石阶尽处是平台,一个六七岁小童看到两人,即伶俐的说道:“爷爷说过最近几天会有贵客光临,特意命我在这里等候,我叫梁迥,今年6岁,两位公子请进。”说罢即欣然开门而入。
梁府门口颇大,横匾上书‘荆台’二字。梁迥领路在前,行进间没发出半点声息,轻功明显不俗。
高从诲跟在后头,问梁迥道:“小先生,请问一下,大门的‘荆台’横匾是什么时候换上呢?”
梁迥回头微笑道:“横匾是最近才换的,爷爷说这里住得很舒适,不想搬了,所以要加些新装扮。其实爷爷不说我也猜得出最近会有客人来,因为以往每次有客人来之前外面的哨岗都会有调动,更何况爷爷还遣走了所有下人。现在整个‘荆台’就只有我们几个,嘻!”
说话间,梁迥带二人又穿过一处宅院,直抵一处叫‘荆园’的花园。园内遍植花草树木,枫树类植物也栽种了不少,在此初秋季节,枫叶转红变黄,特有秋天气息。园内有一石亭依假山水池而建,亭子左右两柱各写有两句诗,曰:
“桑田一变赋归来,爵禄焉能浼我哉。
黄犊依然花竹外,清风万古凛荆台。”
梁震舒适的挨在亭子里的一张太师椅上,闭目养神。太师椅旁右边的石桌上放着一长一短的子母双剑,正是其早年赖以成名近二十年却罕有出鞘的名剑“两仪”。
梁震年介花甲,脸容古朴,身穿白色道袍,一派仙风道骨之象。听见梁迥把人带到‘荆园’,梁震即朗声道:“郎君请进。”
梁迥没有继续引路,示意高王两人自行入园。
两人来到亭子前,分别行礼。
高从诲介绍道:“和晚辈一同来的是王保义,他是已故卢龙节度使刘仁恭的亲孙。”
“哦?”梁震道:“这样说来你和‘蓟门战客’是表兄弟咯?”
王保义稍微一震,恭敬的答道:“对,‘蓟门战客’王思同是我表弟。当年爷爷和大伯轮番夺位导致家族混乱,我和家父辗转亡入梁国,思同一家则留在了晋国(后唐)。我和思同快20年没见了。想不到梁先生足不出户,对后辈事情却如此了解。”
梁震微微一笑,道:“我只是少出户罢了,况且季兴也时常来走动,江湖传闻还是能听到一点。今天郎君匆匆过来,是有问题要问吗?”

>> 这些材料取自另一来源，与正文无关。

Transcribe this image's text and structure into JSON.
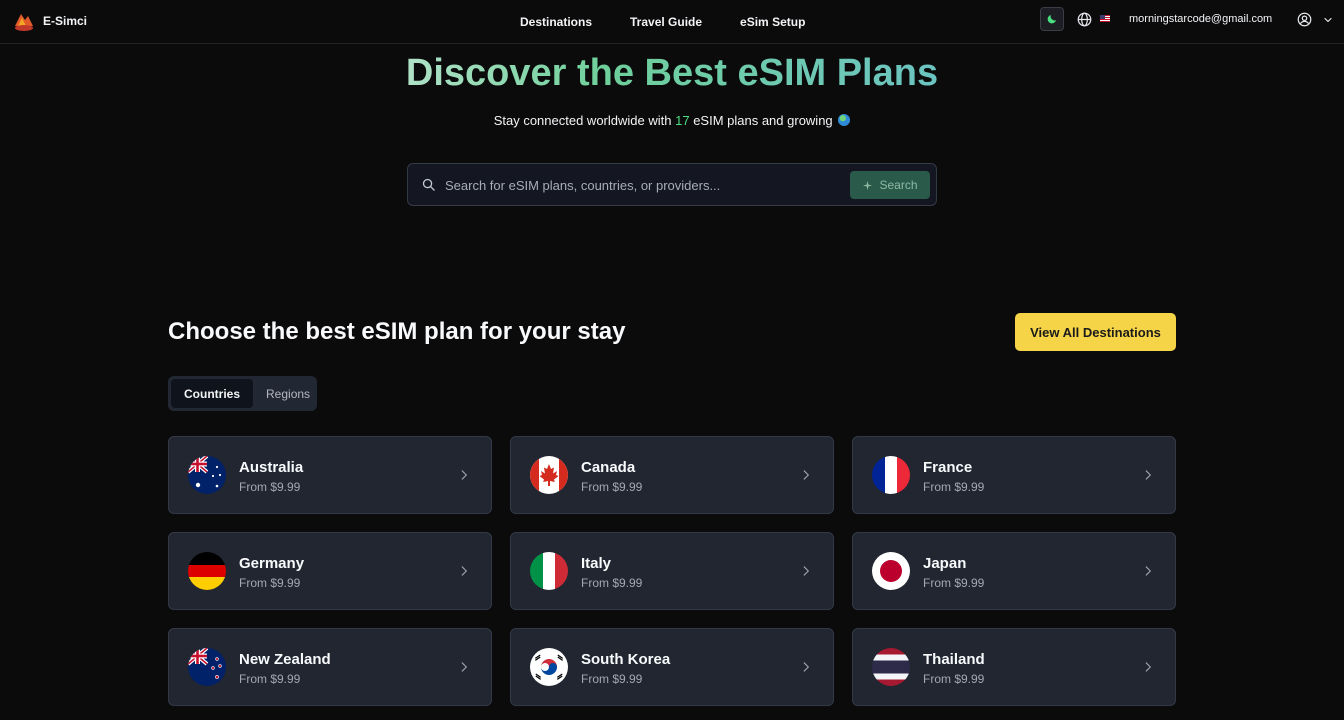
{
  "brand": {
    "name": "E-Simci"
  },
  "nav": {
    "links": [
      "Destinations",
      "Travel Guide",
      "eSim Setup"
    ],
    "user_email": "morningstarcode@gmail.com",
    "language_flag": "flag-us-icon"
  },
  "hero": {
    "title": "Discover the Best eSIM Plans",
    "subtitle_prefix": "Stay connected worldwide with",
    "plan_count": "17",
    "subtitle_suffix": "eSIM plans and growing"
  },
  "search": {
    "placeholder": "Search for eSIM plans, countries, or providers...",
    "value": "",
    "button_label": "Search"
  },
  "section": {
    "title": "Choose the best eSIM plan for your stay",
    "view_all_label": "View All Destinations",
    "tabs": [
      {
        "label": "Countries",
        "active": true
      },
      {
        "label": "Regions",
        "active": false
      }
    ]
  },
  "countries": [
    {
      "name": "Australia",
      "price": "From $9.99",
      "flag": "flag-australia-icon"
    },
    {
      "name": "Canada",
      "price": "From $9.99",
      "flag": "flag-canada-icon"
    },
    {
      "name": "France",
      "price": "From $9.99",
      "flag": "flag-france-icon"
    },
    {
      "name": "Germany",
      "price": "From $9.99",
      "flag": "flag-germany-icon"
    },
    {
      "name": "Italy",
      "price": "From $9.99",
      "flag": "flag-italy-icon"
    },
    {
      "name": "Japan",
      "price": "From $9.99",
      "flag": "flag-japan-icon"
    },
    {
      "name": "New Zealand",
      "price": "From $9.99",
      "flag": "flag-new-zealand-icon"
    },
    {
      "name": "South Korea",
      "price": "From $9.99",
      "flag": "flag-south-korea-icon"
    },
    {
      "name": "Thailand",
      "price": "From $9.99",
      "flag": "flag-thailand-icon"
    }
  ],
  "colors": {
    "background": "#0b0b0c",
    "card": "#212631",
    "accent_yellow": "#f5d547",
    "accent_green": "#4ade80",
    "search_button": "#2a5a4a"
  }
}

高从诲不好意思的答道:“晚辈几年没有来拜见先生,这次匆匆过来的确是有问题想问。”
“坐下再说。”梁震指了指太师椅左侧的椅子。
坐下后,高从诲问道:“晚辈斗胆问先生,先生觉得朱梁这次的胜算是多少,假如我爹真的入洛,安全回来的把握有多少?”
“根据目前情报的来看,郎君觉得李存勖的败算是多少呢?”梁震反问道。
高从诲答道:“李存勖那边并不全是优势,至少泽潞的李继韬和北边的契丹会对他造成麻烦,我觉得伪唐的胜算也只是一半一半。”

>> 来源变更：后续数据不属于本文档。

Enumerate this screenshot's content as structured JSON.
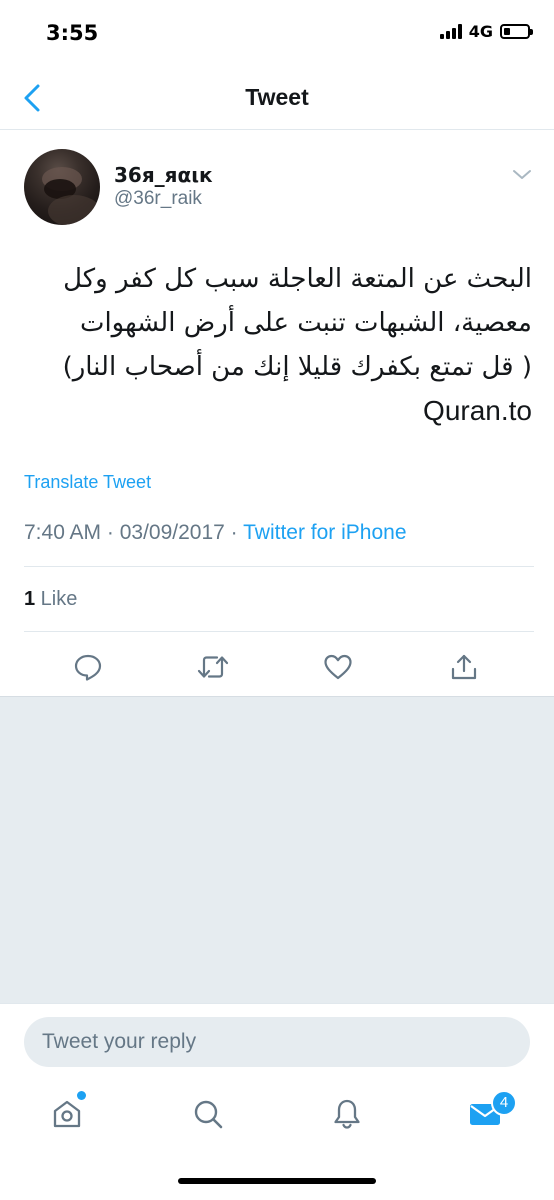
{
  "status_bar": {
    "time": "3:55",
    "network": "4G"
  },
  "nav": {
    "title": "Tweet",
    "back_icon": "chevron-left-icon"
  },
  "tweet": {
    "display_name": "36я_яαιк",
    "handle": "@36r_raik",
    "text_lines": [
      "البحث عن المتعة العاجلة سبب كل كفر وكل",
      "معصية، الشبهات تنبت على أرض الشهوات",
      "( قل تمتع بكفرك قليلا إنك من أصحاب النار)"
    ],
    "link": "Quran.to",
    "translate_label": "Translate Tweet",
    "timestamp": "7:40 AM · 03/09/2017 · ",
    "source": "Twitter for iPhone",
    "like_count": "1",
    "like_label": " Like",
    "actions": [
      "reply-icon",
      "retweet-icon",
      "like-icon",
      "share-icon"
    ]
  },
  "reply": {
    "placeholder": "Tweet your reply"
  },
  "tab_bar": {
    "tabs": [
      "home-icon",
      "search-icon",
      "notifications-icon",
      "messages-icon"
    ],
    "messages_badge": "4"
  },
  "colors": {
    "accent": "#1da1f2",
    "secondary_text": "#657786",
    "gray_background": "#e6ecf0"
  }
}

“李继韬实力只能勉强暂保,至于契丹,他背后还有渤海国这条芒刺,不拔掉渤海,契丹很难大规模南侵。李存勖既然懂得压制东南的袁象先,恐怕也能拖垮北线的段凝。我几乎能断言,即使宋州那边的消息以最快速度传至段凝帐中,段凝也来不及回师救援,何况挖断黄河堤坝时,段凝也没想过回防吧?李存勖最大优势在于御驾亲征,随时可以对汴州实行斩首。朱友贞最大的劣势是失了人心,只能坐困愁城,连袁象先都坐山观虎斗的话,其他藩镇更指望不上。朱友贞应该是要败了。”梁震摇头分析道:“至于季兴兄入洛后能否安全回来,那就要赌他和故友们的交情,还有李存勖的胸襟了,把握应该有六七成吧。”

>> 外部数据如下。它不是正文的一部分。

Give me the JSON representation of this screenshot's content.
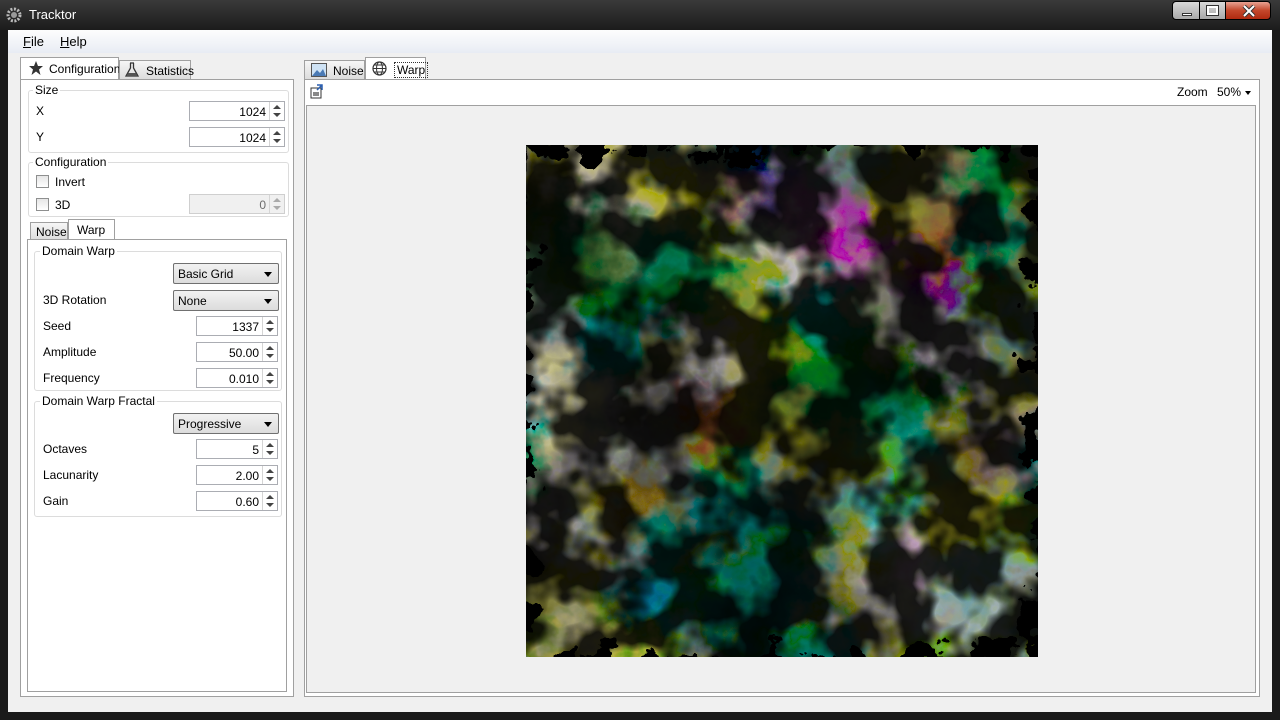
{
  "window": {
    "title": "Tracktor"
  },
  "menu": {
    "file": "File",
    "help": "Help"
  },
  "left_tabs": {
    "configuration": "Configuration",
    "statistics": "Statistics"
  },
  "size_group": {
    "title": "Size",
    "x_label": "X",
    "x_value": "1024",
    "y_label": "Y",
    "y_value": "1024"
  },
  "config_group": {
    "title": "Configuration",
    "invert_label": "Invert",
    "invert_checked": false,
    "threed_label": "3D",
    "threed_checked": false,
    "threed_value": "0"
  },
  "sub_tabs": {
    "noise": "Noise",
    "warp": "Warp"
  },
  "domain_warp": {
    "title": "Domain Warp",
    "type_value": "Basic Grid",
    "rotation_label": "3D Rotation",
    "rotation_value": "None",
    "seed_label": "Seed",
    "seed_value": "1337",
    "amplitude_label": "Amplitude",
    "amplitude_value": "50.00",
    "frequency_label": "Frequency",
    "frequency_value": "0.010"
  },
  "domain_warp_fractal": {
    "title": "Domain Warp Fractal",
    "type_value": "Progressive",
    "octaves_label": "Octaves",
    "octaves_value": "5",
    "lacunarity_label": "Lacunarity",
    "lacunarity_value": "2.00",
    "gain_label": "Gain",
    "gain_value": "0.60"
  },
  "preview_tabs": {
    "noise": "Noise",
    "warp": "Warp"
  },
  "toolbar": {
    "zoom_label": "Zoom",
    "zoom_value": "50%"
  },
  "colors": {
    "titlebar": "#1c1c1c",
    "close": "#c4472b",
    "panel": "#f0f0f0",
    "canvas": "#000000"
  }
}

“只有六七成?”高从诲震道:“先生不是认为唐国内部山头林立,政治混乱,可以加以利用吗?”
“谋事在人,成事在天。”梁震悠悠说道:“假如李存勖在灭梁后能改变国策学年青时候的苻坚励精图治、与民休养生息,一统天下也指日可期。但现在看来,李存勖除了胸襟能比苻坚,生活上却**太多太多了。唐国内部,除了皇帝的‘制敕’,曹太后的‘诰令’,听说准备被立为皇后的刘妃也能下‘教命’,加上宦官伶人肆意弄权敛财,即便老百姓不反,其内部早晚也会生乱。季兴兄只要准备足够充足的财物,平安回来的可能性还是很高。”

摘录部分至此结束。